Zero Waste

David Trammel's picture

We all know the usefulness of cutting back on the waste we put into the ground. Composting aside, inorganic waste and one use plastics are a blight on both our present and our future. Isabel Montes over on has an article about her year of cutting waste.

The Ultimate "Zero Waste" Guide for Beginners

(I must first say that I find it hard to believe she cut her waste down enough so that it fit into a mason jar like she pictures. Second, I had to laugh that all five of the top articles were about the recent Met Gala. If there is a poster child for waste, that event clearly is one.)

The article does have some good advice. I liked the idea of having glass jars with their weight printed on them, for bulk purchases of grains and rice. I'll have to check to see if some of the stores I use will accommodate their use.

Freezing your organic waste and then dropping it at a composting site, is useful for a small household like mine, just one person and a cat, which doesn't generate much organic waste as it is, though I do plan on a composting bin once I'm no longer renting.


BTW, earlier in the year I had a discussion with one of our members about holding a month long online "zero waste" project, where we'd dedicate a temporary Circle on the forum and try and cut our waste down as much as possible. There might be online/skype type get togethers too. Is this something that would interest people?

mountainmoma's picture

I think it is good that the Zero waste media personalities draw attention to the issue. You are right that it is not always comparing apples to apples. For example, the health food store gets a box of almonds which consists of cardboard box, tape, inner plastic bag, and the almonds. They put the almonds in a bin and a person comes in with a glass jar or washable cloth bag and buys some almonds. So this is better than buying a small amount in yet another plastic bag. But, it is NOT less trash than the family that directly case buys the 25lb box of almonds and takes them home in the cardboard box and plastic bag liner. The second case has more "trash" at home, but both are responsible for the creation of the same amount of cardboard/plastic bag liner. So when comparing waste streams, you would need to discount bulk bought waste since this is the same either way. This is only a consideration of bulk bought things, like a household who buys the entire 5 gallon container of soy sauce, dishwashing or laundry, case or bag of a good, entire 5lb block of cheese, etc..... If you household does not go thru that much of an item, then yes, you should bring a reusable container to the healthfood store and fill up your soysauce jar, dishwashing dispenser, get your cheese wrapped in paper, if you can find a place that does that, etc....

I would happily take part in a measure your waste month.

If you are not composting or burying your cat litter or dog poop on site, this counts as waste. All "recyclables" count as waste. But, many have no choice on the animal waste so we should have seperate columns for that -- so a category for "animal waste" ; compostables sent off site to an actual composting program ; Everything else, ie., " trash" or if people want they can keep track of how much is clean paper, aluminum cans, glass......
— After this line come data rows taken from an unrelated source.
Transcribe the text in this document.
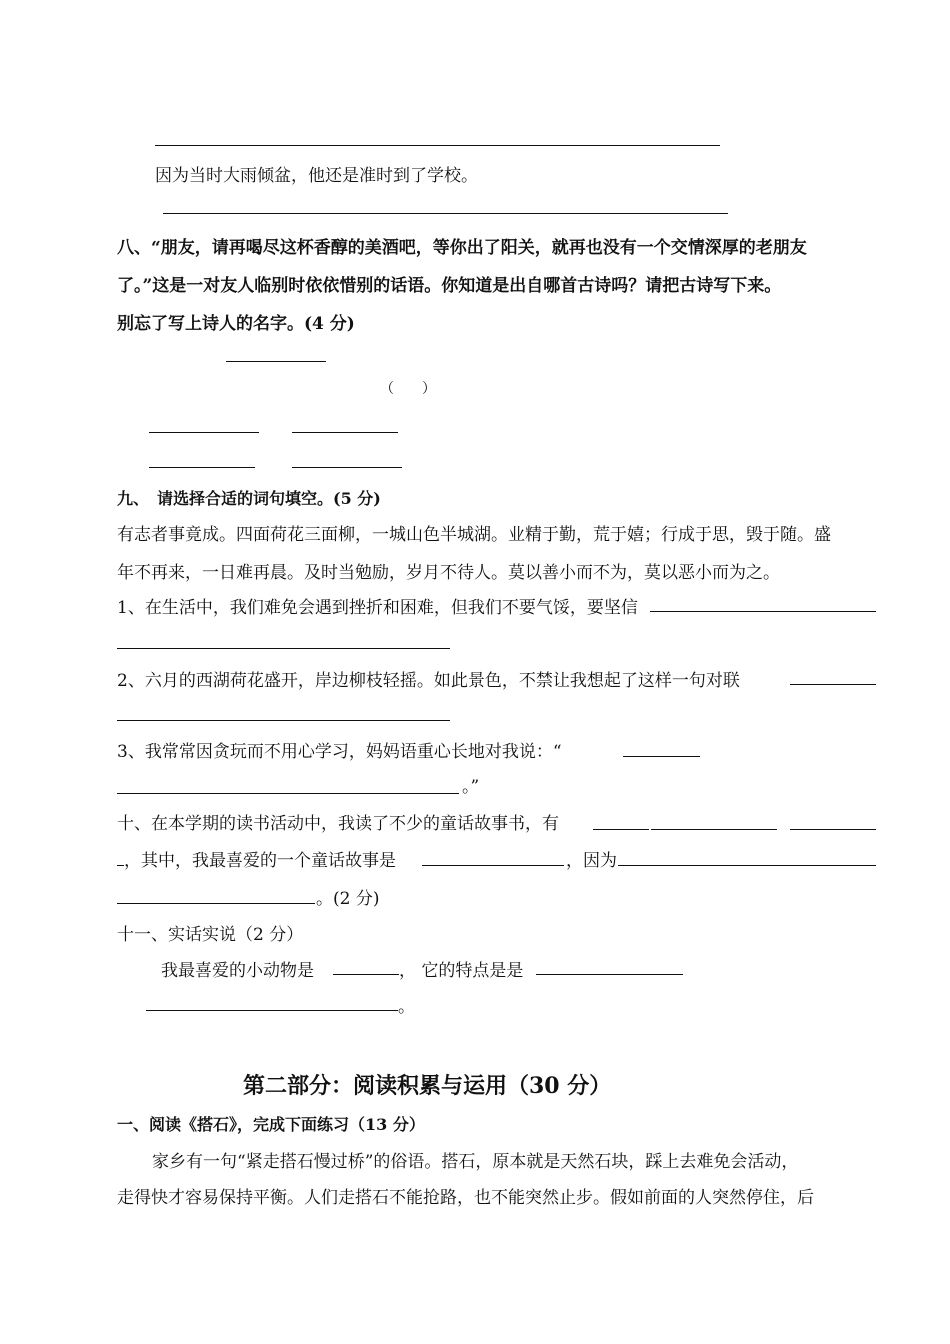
因为当时大雨倾盆，他还是准时到了学校。
八、“朋友，请再喝尽这杯香醇的美酒吧，等你出了阳关，就再也没有一个交情深厚的老朋友
了。”这是一对友人临别时依依惜别的话语。你知道是出自哪首古诗吗？请把古诗写下来。
别忘了写上诗人的名字。(4 分)
（　　）
九、　请选择合适的词句填空。(5 分)
有志者事竟成。四面荷花三面柳，一城山色半城湖。业精于勤，荒于嬉；行成于思，毁于随。盛
年不再来，一日难再晨。及时当勉励，岁月不待人。莫以善小而不为，莫以恶小而为之。
1、在生活中，我们难免会遇到挫折和困难，但我们不要气馁，要坚信
2、六月的西湖荷花盛开，岸边柳枝轻摇。如此景色，不禁让我想起了这样一句对联
3、我常常因贪玩而不用心学习，妈妈语重心长地对我说：“
。”
十、在本学期的读书活动中，我读了不少的童话故事书，有
，其中，我最喜爱的一个童话故事是	，因为
。(2 分)
十一、实话实说（2 分）
我最喜爱的小动物是	， 它的特点是是
。
第二部分：阅读积累与运用（30 分）
一、阅读《搭石》，完成下面练习（13 分）
家乡有一句“紧走搭石慢过桥”的俗语。搭石，原本就是天然石块，踩上去难免会活动，
走得快才容易保持平衡。人们走搭石不能抢路，也不能突然止步。假如前面的人突然停住，后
Right now I am buying milk ( in a glass jar), and I am sure that a years supply of plastic bottle caps will more than fill a mason jar

mountainmoma's picture

Still, I think doing all these things is the way to go, just saying that we dont realy know where our recyclables go and if they are realy recycled alot of the time. Still WAY better than palstic packaging

Hi David,
I've never done this but I've been told this works beautifully for apartment dwellers:

Worm composting.

They make undemanding pets and the landlord will never know.
They eat your organic food waste (with certain caveats about meat and strongly flavored veg) and turn it into worm castings and worm tea for your potted plants.

You might want to look into it, especially if you raise any veg like tomatoes or lettuces in your apartment.